Background: Hypothyroidism is a common side effect found in patients with multidrug-resistant tuberculosis taking ethionamide. The mechanism of ethionamide-induced hypothyroidism is potentially caused by the structure of ethionamide compounds chemically similar to thioamide, such as propylthiouracil (C7H8N2S), which inhibits thyroid hormone synthesis. However, hypothyroidism is caused not only by a lack of production but also by signaling alteration. Thyroid hormone action is mediated by thyroid hormone receptors (TRs), members of the nuclear receptor superfamily that regulate their target genes.
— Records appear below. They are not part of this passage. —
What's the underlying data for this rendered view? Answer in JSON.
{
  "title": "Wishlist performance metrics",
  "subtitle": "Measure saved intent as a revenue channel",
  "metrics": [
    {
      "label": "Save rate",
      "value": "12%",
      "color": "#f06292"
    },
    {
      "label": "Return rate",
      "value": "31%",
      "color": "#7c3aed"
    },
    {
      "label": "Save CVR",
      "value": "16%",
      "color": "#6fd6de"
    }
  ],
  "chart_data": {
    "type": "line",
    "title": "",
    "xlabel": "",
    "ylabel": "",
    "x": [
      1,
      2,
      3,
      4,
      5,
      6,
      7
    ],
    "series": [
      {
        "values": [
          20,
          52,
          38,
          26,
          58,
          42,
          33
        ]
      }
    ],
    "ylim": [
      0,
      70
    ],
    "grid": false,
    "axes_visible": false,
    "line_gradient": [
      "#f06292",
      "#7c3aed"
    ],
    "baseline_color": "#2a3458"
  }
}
Unfortunately, there are limited studies on the potential interaction of ethionamide with TRs. Objective: In the present study, we want to elaborate on the potential interaction of ethionamide with TRs which might alter the thyroid hormone genomic regulation. Methods: Molecular docking studies were used to evaluate the potential interaction between ethionamide with TRα and TRβ. Results: The molecular docking results on TRα showed more than one hydrogen bond–steric interaction formed from the ethionamide–amino acid residue interaction. Ethionamide–TRβ interaction showed more than one steric interaction, but the hydrogen bonds are not visualized. The docking score between ethionamide and TRα is −7.373 kcal/ mol and higher than its interaction with TRβ. Conclusion: These findings indicate that ethionamide can interact with TRα and TRβ. However, the ethionamide–TRα interaction is stronger than ethionamide–TRβ interaction. Our study reports a novel mechanism of action of ethionamide-induced hypothyroidism. Key words: Ethionamide, Hypothyroidism, Molecular docking, TRα, TRβ.